Reactive adsorption desulfurization coupling aromatization on Ni/ZnO-Zn6Al2O9 prepared by ZnxAly(OH)2(CO3)z·xH2O precursor for FCC gasoline

Abstract

Aiming to improve the reactive adsorption desulfurization (RADS) performances of Ni/ZnO adsorbents, ZnxAly(OH)2(CO3)z•xH2O precursor is synthesized by coprecipitation of Zn2+, AlO2−, and CO32−; the ZnO-Zn6Al2O9 composite oxides are obtained by the calcination of ZnxAly(OH)2(CO3)z•xH2O precursor, and the Ni/ZnO-Zn6Al2O9 (6.0 wt% NiO) adsorbents are prepared by wetness impregnation method. The phase, acid strength, acid type and quantity, morphology, and thermal properties were characterized by X-ray diffraction, temperature-programmed desorption of ammonia, pyridine-adsorbed infrared spectrum, high-resolution transmission electron microscopy, and Thermo Gravimetry-Derivative Thermo Gravimetry (TG-DTG), respectively.

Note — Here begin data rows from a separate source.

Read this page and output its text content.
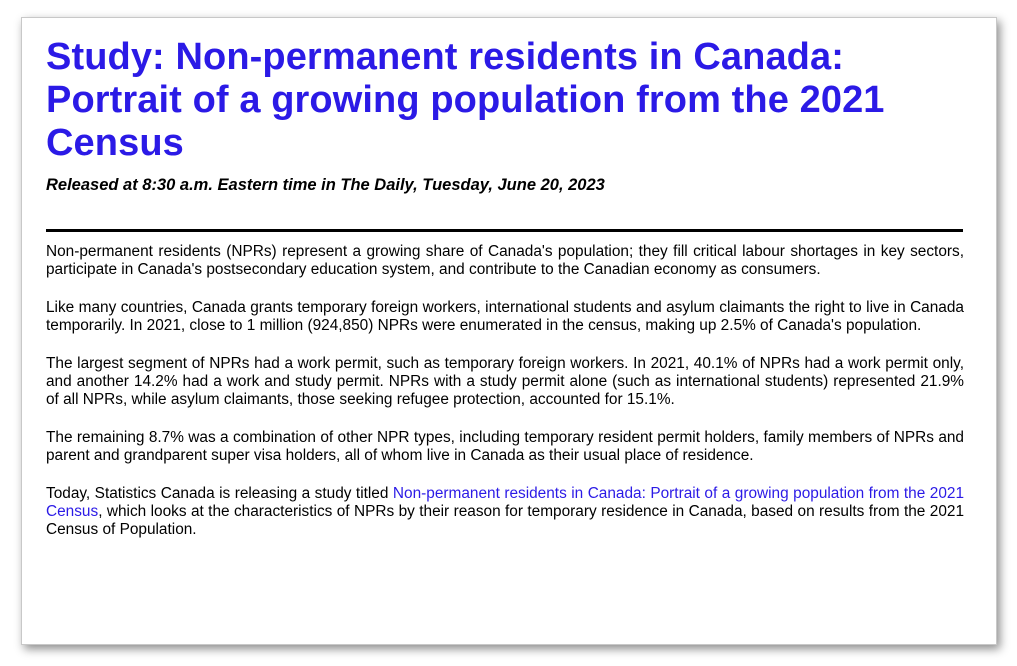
Study: Non-permanent residents in Canada: Portrait of a growing population from the 2021 Census
Released at 8:30 a.m. Eastern time in The Daily, Tuesday, June 20, 2023

Non-permanent residents (NPRs) represent a growing share of Canada's population; they fill critical labour shortages in key sectors, participate in Canada's postsecondary education system, and contribute to the Canadian economy as consumers.

Like many countries, Canada grants temporary foreign workers, international students and asylum claimants the right to live in Canada temporarily. In 2021, close to 1 million (924,850) NPRs were enumerated in the census, making up 2.5% of Canada's population.

The largest segment of NPRs had a work permit, such as temporary foreign workers. In 2021, 40.1% of NPRs had a work permit only, and another 14.2% had a work and study permit. NPRs with a study permit alone (such as international students) represented 21.9% of all NPRs, while asylum claimants, those seeking refugee protection, accounted for 15.1%.

The remaining 8.7% was a combination of other NPR types, including temporary resident permit holders, family members of NPRs and parent and grandparent super visa holders, all of whom live in Canada as their usual place of residence.

Today, Statistics Canada is releasing a study titled Non-permanent residents in Canada: Portrait of a growing population from the 2021 Census, which looks at the characteristics of NPRs by their reason for temporary residence in Canada, based on results from the 2021 Census of Population.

The breakthrough sulfur capacities of six adsorbents are between 34.2 and 47.9 mg/gcat. The kinetic studies indicated that the active energy of RADS (49.4 kJ/mol) could reach nano-sized ZnO, the particle size of is about 12.0 nm. All the excellent RADS performances can be due to the high SBET. Also, there are some extents of aromatization reactions that occur, which can be contributed to the Bönsted acid rooted in Zn6Al2O9 composite oxide, and the octane number of products can be preserved well.